I don’t even have to explain why total annihilation might be topical, do I? And that’s the bad news. It’s hard to be positive about the current state of world politics and the high potential for everything we know and love being snuffed out, after all. But, hey! Let’s try to be positive. The end of the world has inspired hundreds of incredible novels – long before Donald Trump brought the idea back into immediate fears.

You could argue that the floods in Gilgamesh and Genesis are the first examples of the genre. But if you don’t want to take that line, there are many other doom-laden classics to choose from, starting with Mary Shelley’s vision of post-plague London – a “dread period” and “tameless grief” – in her 1826 novel The Last Man. England’s capital could almost have a genre to itself, with novels like Richard Jefferies’ After London, HG Wells’s The War of the Worlds, John Christopher’s The Death of Grass and JG Ballard’s The Drowned World, variously submerging, exploding, emptying and then again submerging the city.

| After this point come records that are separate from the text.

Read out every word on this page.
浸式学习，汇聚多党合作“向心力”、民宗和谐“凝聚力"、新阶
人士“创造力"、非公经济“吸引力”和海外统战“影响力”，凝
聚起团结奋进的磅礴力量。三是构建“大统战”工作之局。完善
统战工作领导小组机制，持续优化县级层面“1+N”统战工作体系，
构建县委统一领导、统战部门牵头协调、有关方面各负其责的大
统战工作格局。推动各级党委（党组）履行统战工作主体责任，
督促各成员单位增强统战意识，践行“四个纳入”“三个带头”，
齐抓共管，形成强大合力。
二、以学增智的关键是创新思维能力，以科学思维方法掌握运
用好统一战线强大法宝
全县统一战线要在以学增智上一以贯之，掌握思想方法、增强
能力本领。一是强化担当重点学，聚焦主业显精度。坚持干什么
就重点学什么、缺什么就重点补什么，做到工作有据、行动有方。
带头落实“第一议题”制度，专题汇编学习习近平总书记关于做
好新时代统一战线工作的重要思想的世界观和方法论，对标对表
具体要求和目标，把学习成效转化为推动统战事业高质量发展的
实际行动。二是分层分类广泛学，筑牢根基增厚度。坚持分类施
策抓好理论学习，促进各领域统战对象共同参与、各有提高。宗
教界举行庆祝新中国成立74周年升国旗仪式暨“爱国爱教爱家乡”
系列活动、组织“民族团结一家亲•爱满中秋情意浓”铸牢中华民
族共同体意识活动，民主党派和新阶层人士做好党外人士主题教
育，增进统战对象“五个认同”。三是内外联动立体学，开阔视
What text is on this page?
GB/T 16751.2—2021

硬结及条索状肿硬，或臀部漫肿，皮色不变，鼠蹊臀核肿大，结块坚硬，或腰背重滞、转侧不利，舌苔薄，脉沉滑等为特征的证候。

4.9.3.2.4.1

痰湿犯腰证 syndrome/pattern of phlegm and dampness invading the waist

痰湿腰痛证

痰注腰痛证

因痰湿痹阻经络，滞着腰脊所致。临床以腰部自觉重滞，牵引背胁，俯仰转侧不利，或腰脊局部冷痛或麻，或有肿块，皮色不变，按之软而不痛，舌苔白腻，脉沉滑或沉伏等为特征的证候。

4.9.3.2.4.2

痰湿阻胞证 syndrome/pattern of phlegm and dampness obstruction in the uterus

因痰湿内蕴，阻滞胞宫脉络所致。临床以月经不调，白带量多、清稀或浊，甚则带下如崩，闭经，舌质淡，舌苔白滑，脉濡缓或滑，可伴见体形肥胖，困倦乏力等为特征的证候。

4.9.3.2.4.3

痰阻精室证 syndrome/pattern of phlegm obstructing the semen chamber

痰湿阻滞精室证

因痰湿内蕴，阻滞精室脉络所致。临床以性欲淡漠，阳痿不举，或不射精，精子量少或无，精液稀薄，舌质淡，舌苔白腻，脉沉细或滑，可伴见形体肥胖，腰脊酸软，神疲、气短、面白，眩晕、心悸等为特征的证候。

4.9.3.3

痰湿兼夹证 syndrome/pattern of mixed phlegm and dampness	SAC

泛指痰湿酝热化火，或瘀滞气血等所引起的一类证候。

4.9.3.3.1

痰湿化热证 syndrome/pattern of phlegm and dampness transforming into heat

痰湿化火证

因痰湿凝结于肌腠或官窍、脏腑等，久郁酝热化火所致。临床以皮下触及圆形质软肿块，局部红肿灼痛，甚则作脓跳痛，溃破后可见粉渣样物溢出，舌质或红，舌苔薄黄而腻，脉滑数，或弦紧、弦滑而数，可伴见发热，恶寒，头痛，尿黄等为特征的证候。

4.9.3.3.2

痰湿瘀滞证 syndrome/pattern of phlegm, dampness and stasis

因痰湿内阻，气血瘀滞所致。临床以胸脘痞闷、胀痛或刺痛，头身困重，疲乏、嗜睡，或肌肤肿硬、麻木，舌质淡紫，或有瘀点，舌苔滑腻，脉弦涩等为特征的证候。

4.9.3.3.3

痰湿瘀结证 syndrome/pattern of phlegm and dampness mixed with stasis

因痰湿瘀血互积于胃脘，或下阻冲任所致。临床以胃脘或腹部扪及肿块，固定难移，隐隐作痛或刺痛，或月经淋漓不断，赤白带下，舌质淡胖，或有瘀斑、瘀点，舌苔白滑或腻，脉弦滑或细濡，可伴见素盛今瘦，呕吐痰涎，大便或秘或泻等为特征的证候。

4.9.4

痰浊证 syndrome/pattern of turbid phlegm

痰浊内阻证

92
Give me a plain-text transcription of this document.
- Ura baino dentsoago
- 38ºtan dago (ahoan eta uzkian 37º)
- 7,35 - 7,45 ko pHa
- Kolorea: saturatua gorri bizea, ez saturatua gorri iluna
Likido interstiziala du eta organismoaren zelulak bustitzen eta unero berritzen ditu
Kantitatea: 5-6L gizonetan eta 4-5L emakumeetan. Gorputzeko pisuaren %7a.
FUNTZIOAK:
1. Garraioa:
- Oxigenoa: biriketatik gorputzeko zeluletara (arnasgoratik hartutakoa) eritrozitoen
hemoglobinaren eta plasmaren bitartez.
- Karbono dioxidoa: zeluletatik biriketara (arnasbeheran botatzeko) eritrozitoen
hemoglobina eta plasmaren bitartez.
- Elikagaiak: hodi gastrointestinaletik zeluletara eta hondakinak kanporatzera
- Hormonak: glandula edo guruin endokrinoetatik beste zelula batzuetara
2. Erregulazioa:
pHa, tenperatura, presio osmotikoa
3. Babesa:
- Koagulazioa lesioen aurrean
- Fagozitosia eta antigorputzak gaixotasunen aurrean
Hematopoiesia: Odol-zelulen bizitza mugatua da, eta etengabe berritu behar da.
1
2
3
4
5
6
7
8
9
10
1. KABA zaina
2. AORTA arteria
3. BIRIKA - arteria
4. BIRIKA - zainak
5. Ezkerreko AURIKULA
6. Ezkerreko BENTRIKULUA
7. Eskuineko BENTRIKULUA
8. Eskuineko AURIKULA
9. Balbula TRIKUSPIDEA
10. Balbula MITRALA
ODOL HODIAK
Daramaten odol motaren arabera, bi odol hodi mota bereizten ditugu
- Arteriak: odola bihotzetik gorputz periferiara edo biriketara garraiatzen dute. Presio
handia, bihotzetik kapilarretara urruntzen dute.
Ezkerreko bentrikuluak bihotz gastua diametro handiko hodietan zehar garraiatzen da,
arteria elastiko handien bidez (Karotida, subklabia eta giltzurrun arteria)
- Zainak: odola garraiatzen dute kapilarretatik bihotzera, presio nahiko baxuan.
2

But you might want to go further afield. The Hitchhiker’s Guide to the Galaxy, for instance, starts with the world’s end. There are dozens, if not hundreds, of superb stories about life after life-as-we-know-it disappearing, from authors as various and wonderful as Ursula K Le Guin, Cormac McCarthy, Kurt Vonnegut, Alfred Bester and even EM Forster. The span and inventiveness of scenarios, meanwhile, is astonishing, ranging from zombie apocalypse to environmental disaster to nuclear holocaust to really annoying aliens.

But I am not here to choose our means of destruction. I’m just the facilitator. If you tell us about your favourite post-apocalyptic novel in the comments below, I’ll print off your comment, put it in a hat with all the others, and pull out the winner towards the end of the week. We’ll then spend November reading and commenting on that novel. So please start making suggestions. Our fate is in your hands!